Liberty, who attended both ceremonies while Peace waited in undisclosed locations, was wheeled by horse-drawn cart to a courtyard, where he sat serenely in a wooden crate as tourists crowded about 10 feet away to snap pictures.

“We just happened to be visiting Mount Vernon, and they told us today that he was coming,” said Todd Schmidt, visiting from St. Louis with his 11-year-old daughter, Ellie. “So we thought we’d stick around and see him.”

The National Turkey Foundation began presenting a National Thanksgiving Turkey to the president in 1947, but official pardons for the birds are a relatively new tradition started by President George H.W. Bush.

Liberty and Peace were among 35 turkeys considered for this year’s pardon, all of whom came from the same farm in Willmar, Minn. The other 33 birds will now be processed and donated to a local food pantry.

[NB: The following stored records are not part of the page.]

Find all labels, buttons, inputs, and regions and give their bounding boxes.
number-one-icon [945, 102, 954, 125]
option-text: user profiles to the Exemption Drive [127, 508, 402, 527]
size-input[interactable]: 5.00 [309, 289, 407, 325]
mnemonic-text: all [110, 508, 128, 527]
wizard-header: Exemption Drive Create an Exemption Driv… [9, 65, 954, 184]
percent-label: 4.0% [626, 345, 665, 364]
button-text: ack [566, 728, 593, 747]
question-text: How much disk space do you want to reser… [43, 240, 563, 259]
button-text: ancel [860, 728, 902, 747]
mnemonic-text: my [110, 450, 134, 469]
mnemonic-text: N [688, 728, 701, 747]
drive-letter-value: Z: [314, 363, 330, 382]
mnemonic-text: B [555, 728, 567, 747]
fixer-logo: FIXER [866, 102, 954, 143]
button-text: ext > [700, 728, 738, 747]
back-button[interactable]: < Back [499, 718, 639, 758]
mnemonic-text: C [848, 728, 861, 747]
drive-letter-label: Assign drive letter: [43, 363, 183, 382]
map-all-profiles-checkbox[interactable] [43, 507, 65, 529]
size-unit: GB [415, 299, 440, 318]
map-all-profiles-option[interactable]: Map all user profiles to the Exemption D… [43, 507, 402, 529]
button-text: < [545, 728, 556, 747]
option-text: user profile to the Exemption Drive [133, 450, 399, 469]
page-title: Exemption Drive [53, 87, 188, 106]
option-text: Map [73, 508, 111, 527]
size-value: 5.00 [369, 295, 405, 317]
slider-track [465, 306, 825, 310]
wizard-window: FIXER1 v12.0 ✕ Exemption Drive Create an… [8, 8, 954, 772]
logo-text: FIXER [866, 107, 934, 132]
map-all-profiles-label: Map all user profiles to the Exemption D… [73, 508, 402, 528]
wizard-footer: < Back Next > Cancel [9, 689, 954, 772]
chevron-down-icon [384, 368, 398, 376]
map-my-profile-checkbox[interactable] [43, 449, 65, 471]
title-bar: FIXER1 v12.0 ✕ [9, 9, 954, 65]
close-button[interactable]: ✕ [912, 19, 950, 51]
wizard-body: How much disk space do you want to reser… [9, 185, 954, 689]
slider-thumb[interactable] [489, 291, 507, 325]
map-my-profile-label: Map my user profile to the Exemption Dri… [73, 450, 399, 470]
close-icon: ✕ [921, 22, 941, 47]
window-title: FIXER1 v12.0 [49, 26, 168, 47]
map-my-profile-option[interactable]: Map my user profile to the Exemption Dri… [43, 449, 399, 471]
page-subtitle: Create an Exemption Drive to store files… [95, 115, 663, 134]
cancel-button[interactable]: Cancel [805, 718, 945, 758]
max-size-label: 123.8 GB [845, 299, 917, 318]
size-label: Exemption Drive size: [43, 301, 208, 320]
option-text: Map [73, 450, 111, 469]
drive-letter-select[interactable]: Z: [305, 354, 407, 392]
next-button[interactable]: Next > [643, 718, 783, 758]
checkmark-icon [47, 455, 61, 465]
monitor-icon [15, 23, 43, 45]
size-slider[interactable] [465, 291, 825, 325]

The two winning turkeys were raised for the past nine weeks by four students at Willmar High School, under the supervision of NTF chairman Richard Huisinga.

The students, members of Future Farmers of America, helped tame the birds and were in charge of “handling them, and making sure they had food, water and bedding,” said Preston Asche, 16, who attended Wednesday’s ceremonies with his three classmates.

“It was really fun seeing our hard work pay off,” he said.

The turkeys will be on display at Mount Vernon from Friday to Jan. 6, after which they will retire to the estate’s livestock facility.

The birds will live to charm many more people, but don’t expect too many visitors to swear off eating their feathered brothers or sisters.

“I like turkey,” Ellie Schmidt said. “”I was going to be a vegetarian, but meat is just too good.”